Endlich konnte ich Dizzy sehen. Er trat auf die Bühne und sagte: „Ich möchte die Musiker vorstellen“. Danach stellte er scheinbar ernsthaft, doch aus Lust am Ulk die Musiker einander auf der Bühne vor. Schallendes Gelächter des Publikums, das Eis war gebrochen und das Konzert konnte losgehen. Sich an Dizzy Gillespie erinnern, heißt auch, sich seine unbezähmbare, mit Experimentierlust verbundene Spielfreude ins Gedächtnis zu rufen, nochmals über die Clownerien eines begnadet ironischen Spaßmachers zu schmunzeln. Bei allem Wissen um den tiefen künstlerischen Ernst, mit dem der geniale Innovator seine Tonsprache und damit einen Grundbaustein des modernen Jazz überhaupt formte, ist es seine ansteckende, auf die Hörer überspringende Lebensfreude, die unser Bild von ihm prägt. Einmal „Ool-ya-koo“ oder „Manteca“ hören und Kummer wird buchstäblich weggeblasen von den atemberaubenden, akrobatischen Höhenflügen seiner strahlenden Trompete.

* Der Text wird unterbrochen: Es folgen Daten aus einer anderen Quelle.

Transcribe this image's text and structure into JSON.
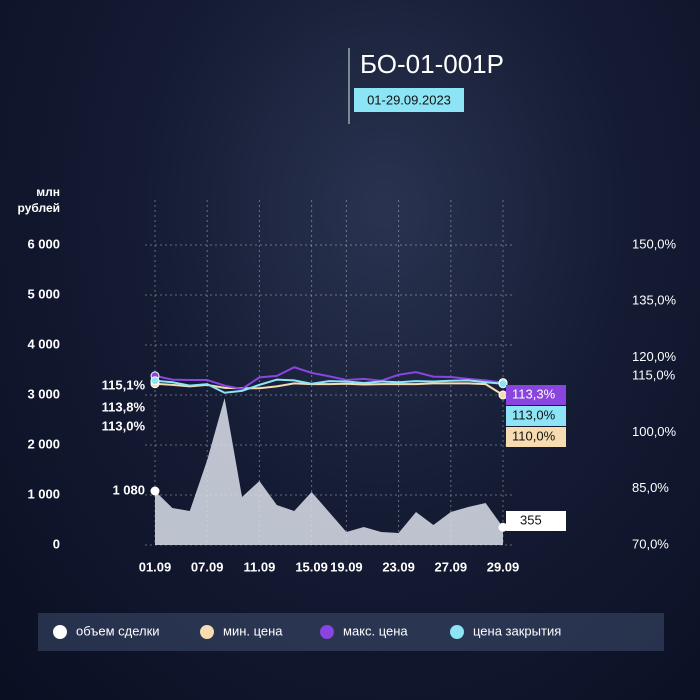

Wie abstoßend diese Musik gewirkt hat als sie und Dizzy noch jung waren! Die Tänzer gaben bei den schwindelerregenden Tempi auf, Kritiker vergossen viel Tinte über den Tod des Jazz. Doch Dizzy Gillespie gelang die scheinbar unmögliche Quadratur des Kreises: als Mitbegründer einer komplexen, zunächst unbeliebten Musikform ohne Verlust der künstlerischen Integrität eine sehr beliebte Gestalt zu werden. Selbst Dizzys Outfit war in den späten 40ern so volkstümlich, dass bald Sonnenbrille, Baskenmütze und Unterlippenbärtchen zu den unentbehrlichen Requisiten jedes Boppers gehörten (aber auch von Leuten, die eine „flatted fifth“ für ein geheimes Codewort oder einen gehaltvollen Cocktail hielten). War Dizzy versehentlich auf einem Foto mit einem offenen Hosenschlitz abgebildet, so fand sogar dies verwirrte Nachahmer. Dizzys angeborener Sinn für Entertainment lieferte den Bopppern gute Publicity und machte ihn zu einem der wenigen Musiker des modernen Jazz, die fast die Popularität eines Satchmo oder Fats Waller erreichten.

Bop-Väter

John Birks Gillespie, 21. Oktober 1917 in Cheraw, South Carolina geboren, war abgesehen von Kenny Clarke der älteste der „Bop-Väter“ und hatte bei der Geburt dieser Musik schon eine ansehnliche Karriere vorzuweisen. Als Sohn eines Amateurbandleaders schlich er sich als Kind immer in die Nachbarwohnung. „Der Junge nebenan hatte eine Trompete, und ich hörte diesen Sound!“ Seine Musiklehrerin, die ausschließlich die Tonart B-Dur beherrschte, nahm ihn als Kornettisten in die Schulband und schon 1935 machte er erste Schritte als Profimusiker. „Als ich anfing, wollte ich nur Swing spielen. Eldridge war mein Mann … Ich habe immer nur versucht, genauso wie er zu spielen, aber ich habe es nie ganz geschafft, und das hat mich dann jedes Mal scheußlich irritiert. Also versuchte ich es mal mit etwas anderem. Daraus hat sich dann das entwickelt, was als Bop bekannt geworden ist.“ Im Orchester von Frankie Fairfax erhielt er vom Trompeter Fats Palmer den Spitznamen „Dizzy“. Tatsächlich hielten ihn auch Kollegen in den Orchestern von Teddy Hill, Lucky Millinder, Charlie Barnet, Fletcher Henderson und Cab Calloway für „dizzy“, leicht verrückt, nicht nur weil er z.B. schlafenden Musikern Zigaretten in den Mund steckte bis sie zu husten anfingen, sondern auch, weil er schon frühzeitig mit neuartigen Harmonien und Rhythmen experimentierte. Als Dizzy wieder einmal bei Calloway das Arrangement umgemodelt hatte, schimpfte der „Hi-De-Ho-Mann“: „Ich will nicht, dass du in meiner Band diese Chinesenmusik spielst.“ Als Calloway von Jonah Jones mit Papierkugeln beworfen wurde, hielt er Dizzy für den bösen Buben und feuerte ihn.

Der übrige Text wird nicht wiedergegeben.